The military junta appears in more political trouble than it has been since seizing power in May 2014. Like most other military leaders who have a chance at pushing the nation about, this lot have come to enjoy the power and influence.
The junta head honchos are looking so desperate to stay in power that even their political allies among the anti-democrats are looking somewhat jaundiced – a pale yellow.
The Nation reports that the junta is getting support from its flunkies but that other (former?) allies are leaning away. It quotes Suriyasai Katasila, former People’s Alliance for Democracy co-leader, who wryly observes that the junta is “so interested” in “designing special mechanisms, namely selected senates, that the public has grown sceptical about its promises to relinquish power.”
He backs the reform agenda pushed by the son of PAD, the People’s Democratic Reform Committee, saying the junta “should instead come up with concrete reform plans, set clear missions, steer the reforms and encourage various segments of the public to cooperate.” In other words, set the “reform” agenda and move on.
At the Bangkok Post, the deeply yellow columnist Veera Prateepchaikul lists a litany of junta demands and failures, stating:
… the proposed five-year transition period will be challenged. Sooner rather than later, the junta will realise it should stick to the original roadmap and return to the people the right to have a say in their own future.
He means an election, the very mechanism he opposed not that long ago.

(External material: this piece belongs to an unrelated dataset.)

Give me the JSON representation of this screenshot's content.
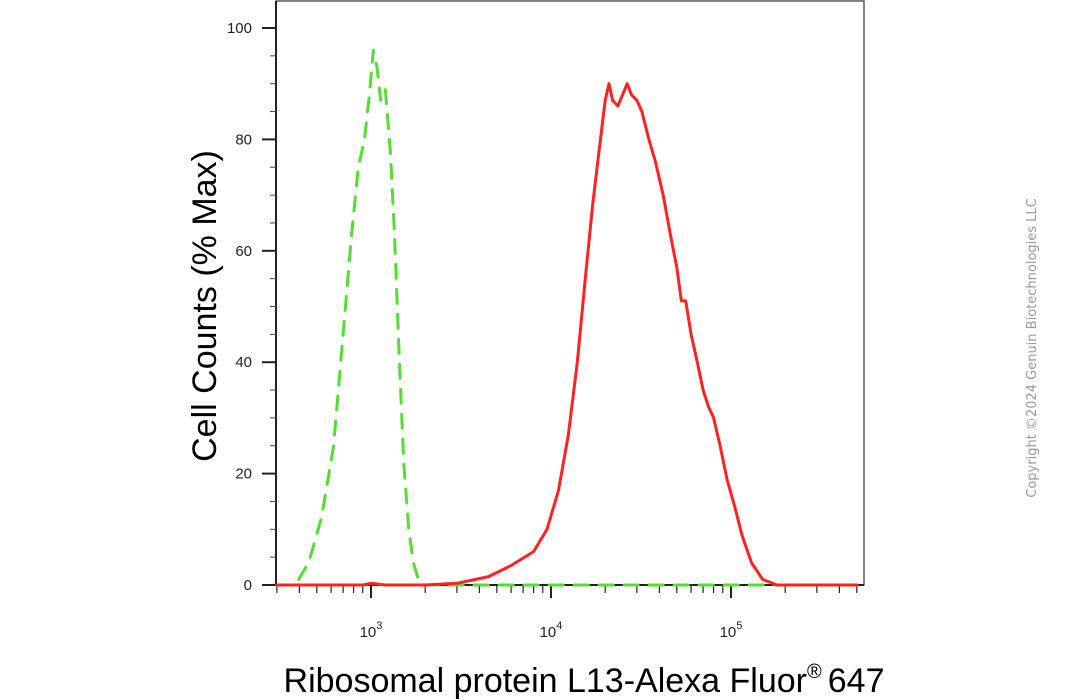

Also suddenly wanting an election are senior members of the Democrat Party, renowned for both losing elections and boycotting them.
Deputy leader Nipit Intarasombat urged Constitution Drafting Committee chairman Meechai Ruchupan stick with the current draft charter and “principles.” We are not sure how Nipit would judge “principles” but he seems content with the anti-democrat “reform” agenda adopted by the CDC.
He seems worried that the military will stay on warning of “heavy public resistance if it [the CDC] gave in too much [to the junta], which would carry grim prospects for the charter referendum at the end of July.”
Another Democrat Party leader, Ong-art Klampaibul warned the junta to “listen to reason and not impose their will on the CDC.” He’s happy with the undemocratic notion of functional constituencies, “considered an indirect election, [“electing”] 200 senators from 20 social groups, 10 from each, [which] would vote across the groups to elect members of the Upper House.”
The anti-democrats seem to feel that they have a “suitable” constitution that will prevent true popular representation but fear the weight of the men in green.